BMW G 310 RR first ride review
Till BMW came out with the G 310 RR earlier this year, badge-engineering wasn't as evident in the two-wheeler space as it is with cars out here in India. The G 310 RR is effectively a TVS at heart. From its specifications and dimensions, to the very platform it is based on and its very panel, the bikes are exactly the same. So does the little BMW warrant your consideration if you're looking to own a small-capacity sports motorcycle?
On the looks frontier, the BMW doesn't really give you much to write home about with the 310 RR showing off the same styling cues as the Apache which has been around for little over half a decade now. The LED headlamp unit, the aggressive fairing, the sports-bike shape tank, all carried over from the older TVS badged model.

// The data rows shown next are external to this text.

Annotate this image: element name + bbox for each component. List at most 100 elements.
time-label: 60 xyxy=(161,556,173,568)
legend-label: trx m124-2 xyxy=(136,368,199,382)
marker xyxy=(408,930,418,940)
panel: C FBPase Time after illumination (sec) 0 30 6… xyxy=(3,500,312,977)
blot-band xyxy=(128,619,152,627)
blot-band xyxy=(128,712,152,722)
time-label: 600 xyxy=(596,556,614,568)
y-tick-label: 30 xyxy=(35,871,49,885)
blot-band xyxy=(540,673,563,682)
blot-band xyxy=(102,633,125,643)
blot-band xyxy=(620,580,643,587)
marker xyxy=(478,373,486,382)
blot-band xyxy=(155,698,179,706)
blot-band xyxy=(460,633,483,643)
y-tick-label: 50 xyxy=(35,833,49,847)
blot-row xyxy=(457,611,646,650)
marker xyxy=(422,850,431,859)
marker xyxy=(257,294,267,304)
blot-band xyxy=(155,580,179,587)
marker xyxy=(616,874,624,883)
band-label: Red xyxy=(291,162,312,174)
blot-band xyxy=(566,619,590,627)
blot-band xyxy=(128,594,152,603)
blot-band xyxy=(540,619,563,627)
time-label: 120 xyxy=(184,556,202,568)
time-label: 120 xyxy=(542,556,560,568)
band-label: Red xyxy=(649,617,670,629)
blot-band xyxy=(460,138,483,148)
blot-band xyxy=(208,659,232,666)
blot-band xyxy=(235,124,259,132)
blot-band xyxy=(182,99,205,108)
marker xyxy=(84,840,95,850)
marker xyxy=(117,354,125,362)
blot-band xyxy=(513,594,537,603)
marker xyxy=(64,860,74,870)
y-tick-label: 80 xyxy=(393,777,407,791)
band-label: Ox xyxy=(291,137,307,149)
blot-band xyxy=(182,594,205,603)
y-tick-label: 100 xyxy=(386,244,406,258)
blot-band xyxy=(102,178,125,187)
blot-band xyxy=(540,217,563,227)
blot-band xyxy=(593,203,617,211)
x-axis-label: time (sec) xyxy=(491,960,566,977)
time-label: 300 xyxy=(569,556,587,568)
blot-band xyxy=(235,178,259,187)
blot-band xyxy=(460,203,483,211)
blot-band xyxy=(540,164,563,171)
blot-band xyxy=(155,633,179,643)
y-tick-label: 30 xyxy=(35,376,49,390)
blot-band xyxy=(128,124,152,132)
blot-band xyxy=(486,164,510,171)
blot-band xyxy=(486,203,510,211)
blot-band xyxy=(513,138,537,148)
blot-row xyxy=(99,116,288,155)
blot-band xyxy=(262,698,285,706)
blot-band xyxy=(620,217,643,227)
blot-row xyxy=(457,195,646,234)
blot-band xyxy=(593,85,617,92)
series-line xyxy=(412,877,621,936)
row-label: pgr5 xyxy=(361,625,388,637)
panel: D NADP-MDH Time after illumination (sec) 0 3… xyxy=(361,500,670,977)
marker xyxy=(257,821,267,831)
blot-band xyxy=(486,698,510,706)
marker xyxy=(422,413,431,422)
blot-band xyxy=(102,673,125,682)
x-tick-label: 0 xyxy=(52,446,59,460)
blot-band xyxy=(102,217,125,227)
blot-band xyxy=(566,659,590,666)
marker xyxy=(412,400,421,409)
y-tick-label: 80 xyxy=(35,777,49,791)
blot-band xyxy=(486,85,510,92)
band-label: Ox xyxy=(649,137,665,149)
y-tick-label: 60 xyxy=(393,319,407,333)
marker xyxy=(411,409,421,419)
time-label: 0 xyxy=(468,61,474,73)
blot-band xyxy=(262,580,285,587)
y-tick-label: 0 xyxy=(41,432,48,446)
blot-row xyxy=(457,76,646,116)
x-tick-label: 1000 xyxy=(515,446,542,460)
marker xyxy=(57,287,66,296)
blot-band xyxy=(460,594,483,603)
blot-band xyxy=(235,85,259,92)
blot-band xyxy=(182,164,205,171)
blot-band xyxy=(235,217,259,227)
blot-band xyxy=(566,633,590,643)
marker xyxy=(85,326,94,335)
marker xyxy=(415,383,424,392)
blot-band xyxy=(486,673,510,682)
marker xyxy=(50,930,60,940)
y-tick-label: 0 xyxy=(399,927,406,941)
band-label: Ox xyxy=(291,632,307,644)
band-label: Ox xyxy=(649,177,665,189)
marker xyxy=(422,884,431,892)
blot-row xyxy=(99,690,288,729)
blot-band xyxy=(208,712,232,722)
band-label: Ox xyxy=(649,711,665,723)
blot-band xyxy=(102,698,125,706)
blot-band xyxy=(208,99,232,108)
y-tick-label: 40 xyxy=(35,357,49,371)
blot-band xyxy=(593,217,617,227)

However, the new BMW M colour scheme does freshen things up a bit, as does the Motorrad graphics when you light it up, although you won't have the option of pairing your phone to the bike via Bluetooth as you do with the TVS. This essentially rules out the possibility of turn-by-turn navigation and ride-supported apps for this bike model.
In terms of ride and handling, the BMW carries forward pretty much the same sport-focused pedigree of the TVS, minus the option of adjustable suspension of the latter, like that on offer with the BTO. You'll still be in the same committed riding position as before, and along with the USD 41mm fork and central spring strut suspension units setup on the stiffer side you'll be more comfortable astride this bike when riding fast. Low speed ride is still very lumpy, which can be pretty uncomfortable on Mumbai's roads.
You have four ride modes to choose from Track, Sport, Rain and Urban which decide the way the engine revs, brakes and responds to throttle inputs. The bike still takes to corners like a happy kid to candy and the ABS assisted single 300mm disc with its four-piston radially bolted fixed calliper up front paired with the single 240mm rear disc, with single-piston floating calliper brakes setup are pretty much spot on for a bike of this calibre. But I still think BMW should have really thrown in a pair of reach-adjustable levers on this one.
Here in India, the BMW G 310 RR can be seen as a rebadged Apache RR310 which doesn't offer as many options as the TVS while costing a pretty penny in comparison, but is still an impressive motorcycle with all it brings to the table. In a way, the BMW G 310 RR comes across as a solid pat on the back of TVS for the Apache RR 310, once you realise that BMW felt that not just the build quality, but the sole functioning of the TVS bike was suitable to bear some Bayerische Motoren Werke logos.
Yes, you don't have the option of slapping on some additional adjustable suspension but that doesn't necessarily mean that the 310 RR is a motorcycle that fails to check a certain amount of boxes on your list of requirements. In markets abroad, where BMW foresees this bike doing well, the G310 RR is BMW Motorrad's entry-level sports motorcycle, which is never going to be a bad thing.